Kesan pertama berdiri di atas puncak gunung berapi aktif, Bromo, agak ngeri dengan kawah aktif yang setiap kali bisa saja bangun lagi, tapi Bromo lebih banyak keseruannya, menyenangkan penuh pengalaman baru, dan takjub pastinya.

Mendaki gunung yang diapit Kabupaten Probolinggo, Kabupaten Pasuruan, Kabupaten Lumajang, dan Kabupaten Malang dengan ketinggian 2.329 mdpl tersebut, mungkin tak selelah gunung besar lainnya. Tapi rasanya tak seorangpun mampu menyangkal keindahan alamnya. Tak sedikit pula wisata paruh baya yang turut penasaran mencicipi panoramanya. Lokal dan mancanegara kelihatan sama banyaknya. Menikmati budaya dan kearifan lokal mampu membuat wisatawan werasa di kampung halaman. Rasanya tak hanya keindahan Bromo menawarkan serpihan pesona Indonesia tak bisa dipungkiri wisatawan yang menengok padanya.

Mulai dari spot Penanjakan. Dari sini, pelancong disuguhkan maha karya Sang Pencipta, panorama alam pegunungan kawasan Taman Nasional Bromo Tengger Semeru. Gunung Batok, Bromo dan The Big One Semeru menjadi landscape mata sejauh mata memandang. Di bawah gunung Bromo dan Batok terdapat padang pasir yang luas yang lautan pasir tersebut kembali diapit tebing-tebing pegunungan yang berdiri menampakkan eksotisme alam.

Mengalihkan pemandangan ke sebrang kiri, matahari terbit Jawa Timur seakan menghipnotis mengalahkan rasa dingin yang memeluk sekujur tubuh. Kamera, tripot, perekam video, menjadi aksesoris yang sangat sayang untuk ditinggalkan. Masing-masing berlomba menangkap kenangan di tempat yang masih di wilayah Cemoro Lawang. Rasanya hanya penjual kopi dan beberapa makanan ringan yang tak mengabadikan moment kemunculannya. “Kopi-kopi-kopi. Kopi mas, kopi mister, non, madam,” sahut si tukang kopi memecah subuh Penanjakan waktu itu.

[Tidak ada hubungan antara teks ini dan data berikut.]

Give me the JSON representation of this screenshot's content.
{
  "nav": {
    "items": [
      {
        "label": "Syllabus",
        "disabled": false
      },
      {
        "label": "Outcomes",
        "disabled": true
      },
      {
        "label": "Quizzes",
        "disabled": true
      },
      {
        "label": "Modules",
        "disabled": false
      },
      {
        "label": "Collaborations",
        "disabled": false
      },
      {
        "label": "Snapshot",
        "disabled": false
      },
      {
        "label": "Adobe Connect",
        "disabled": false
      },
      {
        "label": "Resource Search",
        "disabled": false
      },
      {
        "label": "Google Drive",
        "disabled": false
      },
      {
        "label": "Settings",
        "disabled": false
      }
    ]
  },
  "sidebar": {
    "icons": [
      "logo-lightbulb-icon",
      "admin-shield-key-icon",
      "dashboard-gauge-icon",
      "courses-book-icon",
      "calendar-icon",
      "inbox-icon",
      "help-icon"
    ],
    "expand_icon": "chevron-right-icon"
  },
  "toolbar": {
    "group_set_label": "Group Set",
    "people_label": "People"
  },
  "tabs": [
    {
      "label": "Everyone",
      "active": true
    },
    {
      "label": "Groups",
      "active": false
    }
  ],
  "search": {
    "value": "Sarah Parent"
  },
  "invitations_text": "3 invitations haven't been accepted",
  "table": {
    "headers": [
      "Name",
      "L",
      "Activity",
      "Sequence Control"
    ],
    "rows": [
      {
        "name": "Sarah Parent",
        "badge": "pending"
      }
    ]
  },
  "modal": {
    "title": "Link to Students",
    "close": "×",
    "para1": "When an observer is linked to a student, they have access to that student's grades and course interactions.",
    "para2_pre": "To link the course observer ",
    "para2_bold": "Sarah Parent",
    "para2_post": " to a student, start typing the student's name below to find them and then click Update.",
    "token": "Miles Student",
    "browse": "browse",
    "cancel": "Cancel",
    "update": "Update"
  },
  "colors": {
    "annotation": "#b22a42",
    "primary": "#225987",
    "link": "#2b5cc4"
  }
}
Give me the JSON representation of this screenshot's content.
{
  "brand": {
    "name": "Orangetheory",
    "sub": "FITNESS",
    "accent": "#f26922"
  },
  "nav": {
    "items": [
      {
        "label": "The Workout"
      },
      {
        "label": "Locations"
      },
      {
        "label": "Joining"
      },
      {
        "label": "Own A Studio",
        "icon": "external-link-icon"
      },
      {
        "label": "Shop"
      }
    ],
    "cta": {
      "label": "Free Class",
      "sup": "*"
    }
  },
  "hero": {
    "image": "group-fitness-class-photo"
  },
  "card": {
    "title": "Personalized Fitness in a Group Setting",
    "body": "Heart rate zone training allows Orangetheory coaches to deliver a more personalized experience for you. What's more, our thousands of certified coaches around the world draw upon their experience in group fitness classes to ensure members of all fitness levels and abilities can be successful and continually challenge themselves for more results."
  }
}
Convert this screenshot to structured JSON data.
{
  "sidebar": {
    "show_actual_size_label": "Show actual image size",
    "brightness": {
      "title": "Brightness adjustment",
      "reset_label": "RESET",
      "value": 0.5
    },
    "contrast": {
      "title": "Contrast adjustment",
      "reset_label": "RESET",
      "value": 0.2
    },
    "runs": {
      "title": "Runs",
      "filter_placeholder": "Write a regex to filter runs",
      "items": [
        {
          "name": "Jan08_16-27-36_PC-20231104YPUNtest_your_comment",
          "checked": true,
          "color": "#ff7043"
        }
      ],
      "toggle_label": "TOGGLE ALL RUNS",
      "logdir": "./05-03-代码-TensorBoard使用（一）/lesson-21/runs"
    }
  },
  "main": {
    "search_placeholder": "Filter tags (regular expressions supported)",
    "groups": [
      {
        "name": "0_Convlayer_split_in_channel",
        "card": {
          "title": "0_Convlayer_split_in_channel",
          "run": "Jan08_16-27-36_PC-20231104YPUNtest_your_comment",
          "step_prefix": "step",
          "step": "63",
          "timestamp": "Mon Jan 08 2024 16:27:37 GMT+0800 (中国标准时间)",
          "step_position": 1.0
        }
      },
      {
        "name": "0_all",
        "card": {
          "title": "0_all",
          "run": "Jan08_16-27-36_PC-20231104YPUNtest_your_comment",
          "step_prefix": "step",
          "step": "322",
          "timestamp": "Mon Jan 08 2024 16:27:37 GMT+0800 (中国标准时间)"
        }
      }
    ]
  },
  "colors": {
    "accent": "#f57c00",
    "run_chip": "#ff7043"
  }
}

Keindahan Penanjakan membuat rasa penasaran akan Bromo dari dekat semakin memuncak. Menuruni bukit menuju padang savana menggunakan Jeep Hardtop, kuda, atau kendaraan lainnya. Semakin dekat dengan Bromo, kepulan debu pasir oleh roda-roda Hardtop menghiasi perjalanan menuju 3 spot lainnya. Kali ini fokus ke savana, meski rasanya tak sabar mendaki Bromo yang sudah dipelupuk mata namun spot savana dan pasir berisik menjadi prioritas utama. Setidaknya itulah rekomendasi utama pengemudi dibalik setir hardtop merah dengan roda kekar, Joko sebutannya.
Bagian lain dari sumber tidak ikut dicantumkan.